Muscles of the ventrolateral thorax and abdominal wall, diaphragm
With the development of the ribs, which proceed out of the associated ventral sclerotome process and grow ventrally in an appositional way, premyoblasts from the thoracic dermatomyotome of the associated somites also get into the thoracic wall. They develop to become intercostal musculature. Their innervation also proceeds in a strictly segmental way. Secondarily, muscles from the arm buds reach the thorax (pectoral muscle and M. serratus anterior, both of which are innervated via the brachial plexus). The caudal section of the thoracic somites form premyoblasts in the same form as in the rib region. These premyoblasts also migrate ventrally (stages 14-16) and, on both sides, form compact premuscle masses that are soon, though, riddled with somatopleura cells. Initially this mass of muscle still lies in the posterior section of the lateral abdominal wall. Out of this the 4 abdominal wall muscle blastemas differentiate more and more with the M. rectus abdominis , M. obliquus internus and externus as well as the M. transversus abdominis (stages 19-20). This process is regulated by the somatopleura cells. Finally the muscle blastemas reach their definitive positions in the ventral region of the abdomen.

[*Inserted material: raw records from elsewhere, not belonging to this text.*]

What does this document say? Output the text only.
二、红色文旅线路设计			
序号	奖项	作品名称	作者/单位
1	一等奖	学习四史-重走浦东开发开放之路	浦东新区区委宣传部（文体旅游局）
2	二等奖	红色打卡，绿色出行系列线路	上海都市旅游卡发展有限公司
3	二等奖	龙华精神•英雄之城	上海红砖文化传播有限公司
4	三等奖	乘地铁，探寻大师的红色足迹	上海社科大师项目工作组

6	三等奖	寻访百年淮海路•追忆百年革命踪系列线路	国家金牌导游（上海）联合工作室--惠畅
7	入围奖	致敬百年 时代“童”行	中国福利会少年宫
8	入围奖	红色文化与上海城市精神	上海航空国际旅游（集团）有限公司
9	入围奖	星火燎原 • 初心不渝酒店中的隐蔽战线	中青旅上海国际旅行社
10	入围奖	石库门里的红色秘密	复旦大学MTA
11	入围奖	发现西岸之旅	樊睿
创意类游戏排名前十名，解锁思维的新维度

In the region below the navel the muscles have various origins: on the one hand myoblasts stem from the caudal eminence (eminentia caudalis) region and arrive at locations around the cloacal membrane on the ventral side. There they form a part of the abdominal as well as portions of the bladder musculature. From the same mesenchyma stem also the musculature of the cloacal sphincter, as well as the intestinal musculature. On the other hand, the lowest thorax somites deliver parts of the lower abdominal musculature. At the navel ring cells of ectodermal origin enter under the ectoderm and form their part of this musculature.
The diaphragm is formed to a great extent from mesenchyma of the pleuroperitoneal fold (PPF). This is pyramid-shaped, extends into the cervical level to the mesenterium of the esophagus and unites ventrally with the transverse septum.
In the early development (stage 10) the transverse septum is a mesenchymal bridge above the somites between the pericardium and navel vesicle and forms the transition from the parietal to visceral mesoderm of the lateral plate. With the folding of the embryo around a transverse axis through the prechordal plate the heart makes a rotation of 180 degrees. Thereby the transverse septum and the PPF again come to lie caudally in a thoracic position (compare descent of the heart). A hint as to its original position, though, is provided by the innervation of the diaphragm by the n. phrenicus that derives from spinal nerves C3-C5.
Besides the material from the transverse septum with myoblasts from the cervical region, the diaphragm musculature has still other sources. These are the splanchno- and somatopleura and the pleuro-peritoneal fold (PPF) or pleuro-peritoneal membrane, which forms the dorso-lateral section of the transverse septum and thus a fold for the v. cardinalis communis.